4. In a 2015 petition for a warrant alleging a violation of the supervised release term of Petitioner's revocation judgment, the United States Probation Office represented that supervised release commenced in January 2014. (Petition for Warrant or Summons for Offender Under Supervision, ECF No. 144 at 1.) In November 2015, Petitioner was arrested based on alleged possession of child pornography in violation of his supervised release. (Id. at 1-2; Docket Record.) At a partial final revocation hearing, Petitioner admitted the alleged violations. (Minute Entry, ECF No. 193.) The Court has accepted Petitioner's guilty plea in the criminal prosecution of the child pornography possession charge; the criminal case is docketed at United States v. Goguen, 1:16-cr-00167-JAW (Minute Entry, Change of Plea Hearing, ECF No. 64). Judgment has not yet been entered in the revocation proceeding or the criminal case.
5. The reference to the motion in this Recommended Decision refers to the original motion and all amendments.
6. In addition to his section 2255 allegations in support of equitable tolling, Petitioner evidently relies on certain filings in support of equitable tolling, including: (1) a document dated September 3, 2013, (although it appears he may intend to refer to a document dated September 8, 2013 (ECF No. 109)); (2) a document dated September 28, 2013 (ECF No. 116); (3) a document dated November 10, 2013 (ECF No. 123); and (4) a document dated January 7, 2014 (ECF No. 133). (Motion, ECF No. 194 at 1.)

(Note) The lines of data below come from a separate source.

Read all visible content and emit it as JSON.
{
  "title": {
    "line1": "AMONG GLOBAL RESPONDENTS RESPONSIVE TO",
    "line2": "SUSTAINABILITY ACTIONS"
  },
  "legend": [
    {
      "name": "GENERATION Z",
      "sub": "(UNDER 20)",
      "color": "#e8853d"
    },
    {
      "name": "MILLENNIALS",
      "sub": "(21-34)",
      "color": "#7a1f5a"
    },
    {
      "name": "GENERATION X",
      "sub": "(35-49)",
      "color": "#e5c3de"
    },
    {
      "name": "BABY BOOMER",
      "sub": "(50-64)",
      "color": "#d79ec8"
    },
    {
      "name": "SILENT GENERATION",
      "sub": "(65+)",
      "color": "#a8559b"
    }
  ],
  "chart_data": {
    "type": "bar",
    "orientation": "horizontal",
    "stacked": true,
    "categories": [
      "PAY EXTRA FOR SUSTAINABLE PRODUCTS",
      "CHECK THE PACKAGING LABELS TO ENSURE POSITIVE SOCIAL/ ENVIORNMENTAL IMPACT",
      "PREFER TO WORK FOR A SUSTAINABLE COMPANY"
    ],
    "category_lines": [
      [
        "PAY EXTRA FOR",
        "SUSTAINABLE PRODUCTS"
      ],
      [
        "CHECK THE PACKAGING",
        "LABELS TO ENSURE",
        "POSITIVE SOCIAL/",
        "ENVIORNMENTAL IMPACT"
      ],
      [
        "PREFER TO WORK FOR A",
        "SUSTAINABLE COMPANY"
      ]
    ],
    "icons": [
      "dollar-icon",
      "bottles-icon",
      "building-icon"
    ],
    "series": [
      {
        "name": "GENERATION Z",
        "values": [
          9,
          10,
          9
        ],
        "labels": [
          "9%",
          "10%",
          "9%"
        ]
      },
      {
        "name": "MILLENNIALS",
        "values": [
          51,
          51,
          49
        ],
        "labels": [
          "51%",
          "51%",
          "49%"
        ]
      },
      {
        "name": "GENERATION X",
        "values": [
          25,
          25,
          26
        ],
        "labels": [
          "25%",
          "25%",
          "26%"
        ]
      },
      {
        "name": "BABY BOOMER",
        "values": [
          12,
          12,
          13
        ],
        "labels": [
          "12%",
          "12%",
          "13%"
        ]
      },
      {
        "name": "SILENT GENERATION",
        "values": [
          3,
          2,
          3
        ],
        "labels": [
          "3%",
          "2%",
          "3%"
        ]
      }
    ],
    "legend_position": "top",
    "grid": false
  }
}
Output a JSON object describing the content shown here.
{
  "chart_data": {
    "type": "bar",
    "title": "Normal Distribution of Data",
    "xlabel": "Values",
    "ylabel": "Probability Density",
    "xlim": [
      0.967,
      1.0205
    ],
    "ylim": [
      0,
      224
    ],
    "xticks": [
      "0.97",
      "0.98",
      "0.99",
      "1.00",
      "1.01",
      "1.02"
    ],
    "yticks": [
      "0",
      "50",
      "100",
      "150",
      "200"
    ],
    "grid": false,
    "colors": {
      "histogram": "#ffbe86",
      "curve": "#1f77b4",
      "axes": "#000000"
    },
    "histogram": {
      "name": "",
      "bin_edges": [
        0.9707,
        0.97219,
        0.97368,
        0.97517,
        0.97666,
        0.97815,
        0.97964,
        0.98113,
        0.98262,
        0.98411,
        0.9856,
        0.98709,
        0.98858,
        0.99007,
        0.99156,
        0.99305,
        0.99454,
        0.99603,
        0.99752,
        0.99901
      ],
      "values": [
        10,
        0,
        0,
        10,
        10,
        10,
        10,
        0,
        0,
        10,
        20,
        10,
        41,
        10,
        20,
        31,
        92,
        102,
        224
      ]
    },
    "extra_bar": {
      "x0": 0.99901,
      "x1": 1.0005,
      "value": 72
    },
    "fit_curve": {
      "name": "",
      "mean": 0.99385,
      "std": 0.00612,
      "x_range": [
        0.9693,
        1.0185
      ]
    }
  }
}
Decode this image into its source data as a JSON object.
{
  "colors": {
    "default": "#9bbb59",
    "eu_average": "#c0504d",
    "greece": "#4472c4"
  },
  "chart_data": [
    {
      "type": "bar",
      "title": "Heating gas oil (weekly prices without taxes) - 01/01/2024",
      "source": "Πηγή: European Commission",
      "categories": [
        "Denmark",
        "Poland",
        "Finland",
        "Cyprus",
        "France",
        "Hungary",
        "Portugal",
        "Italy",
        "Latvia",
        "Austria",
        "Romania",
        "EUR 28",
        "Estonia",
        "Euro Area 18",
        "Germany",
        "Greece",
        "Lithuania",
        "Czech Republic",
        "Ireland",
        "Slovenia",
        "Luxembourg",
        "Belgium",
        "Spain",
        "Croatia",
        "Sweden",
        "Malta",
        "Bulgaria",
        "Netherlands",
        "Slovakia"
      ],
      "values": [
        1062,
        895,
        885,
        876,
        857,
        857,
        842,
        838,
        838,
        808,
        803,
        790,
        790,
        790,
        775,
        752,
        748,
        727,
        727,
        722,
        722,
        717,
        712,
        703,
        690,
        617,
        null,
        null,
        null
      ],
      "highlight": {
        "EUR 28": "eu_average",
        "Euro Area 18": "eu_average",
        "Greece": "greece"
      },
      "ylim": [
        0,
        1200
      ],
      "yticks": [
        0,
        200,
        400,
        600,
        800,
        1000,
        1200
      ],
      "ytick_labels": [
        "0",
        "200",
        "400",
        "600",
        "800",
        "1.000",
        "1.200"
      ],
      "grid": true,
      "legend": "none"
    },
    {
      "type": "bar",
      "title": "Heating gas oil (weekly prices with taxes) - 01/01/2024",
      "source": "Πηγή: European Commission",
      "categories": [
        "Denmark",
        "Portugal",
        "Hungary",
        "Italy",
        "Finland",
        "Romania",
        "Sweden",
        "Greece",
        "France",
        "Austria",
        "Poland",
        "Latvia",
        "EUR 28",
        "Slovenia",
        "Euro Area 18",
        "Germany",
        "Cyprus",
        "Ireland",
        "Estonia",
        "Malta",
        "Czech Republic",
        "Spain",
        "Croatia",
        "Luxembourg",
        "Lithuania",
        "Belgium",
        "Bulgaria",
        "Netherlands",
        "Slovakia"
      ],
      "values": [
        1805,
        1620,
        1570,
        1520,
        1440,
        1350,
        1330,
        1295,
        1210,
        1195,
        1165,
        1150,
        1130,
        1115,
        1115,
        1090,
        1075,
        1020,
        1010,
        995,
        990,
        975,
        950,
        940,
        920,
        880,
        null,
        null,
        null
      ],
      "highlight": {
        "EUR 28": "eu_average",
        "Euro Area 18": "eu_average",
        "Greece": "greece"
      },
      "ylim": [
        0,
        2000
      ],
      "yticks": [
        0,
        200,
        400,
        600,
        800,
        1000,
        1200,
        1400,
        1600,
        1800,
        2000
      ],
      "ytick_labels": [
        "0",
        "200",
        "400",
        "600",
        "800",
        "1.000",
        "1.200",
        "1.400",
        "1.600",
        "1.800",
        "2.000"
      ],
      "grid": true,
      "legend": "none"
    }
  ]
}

None of the documents Petitioner cites supports equitable tolling. Petitioner withdrew the document docketed at ECF No. 109. (Oral Withdrawal of Motion, ECF No. 111.) Petitioner's document docketed at ECF No. 116 was a notice of appeal from the revocation judgment, and a pro se motion to appoint new counsel (the Court docketed the motion for new counsel at ECF No. 117); this Court did not decide the motion to appoint new counsel, but rather forwarded it to the First Circuit. (Order, ECF No. 140 at 2 & n.1.) Petitioner's document docketed at ECF No. 123 was a letter dated November 10, 2013, in which Petitioner alleges that by letter dated September 3, 2013, he appealed from the judgment of conviction; the Clerk's Office responded by letter to Petitioner (ECF No. 123-1) stating in part: "The only notice of appeal received in the above case was on October 1, 2013 and dated by you on September 28, 2013. This appeal was for the Revocation Judgment entered September 24, 2013." (Letter, ECF No. 123-1.) Petitioner's document docketed at ECF No. 133, dated January 7, 2014, and entitled "Motion for Notice of Appeal Consideration and Possible Appointment of Counsel," does not support tolling; this Court dismissed without prejudice the motion for appointment of counsel, because the First Circuit had granted Petitioner's request for new counsel on appeal. (Order, ECF No. 140 at 3-4.)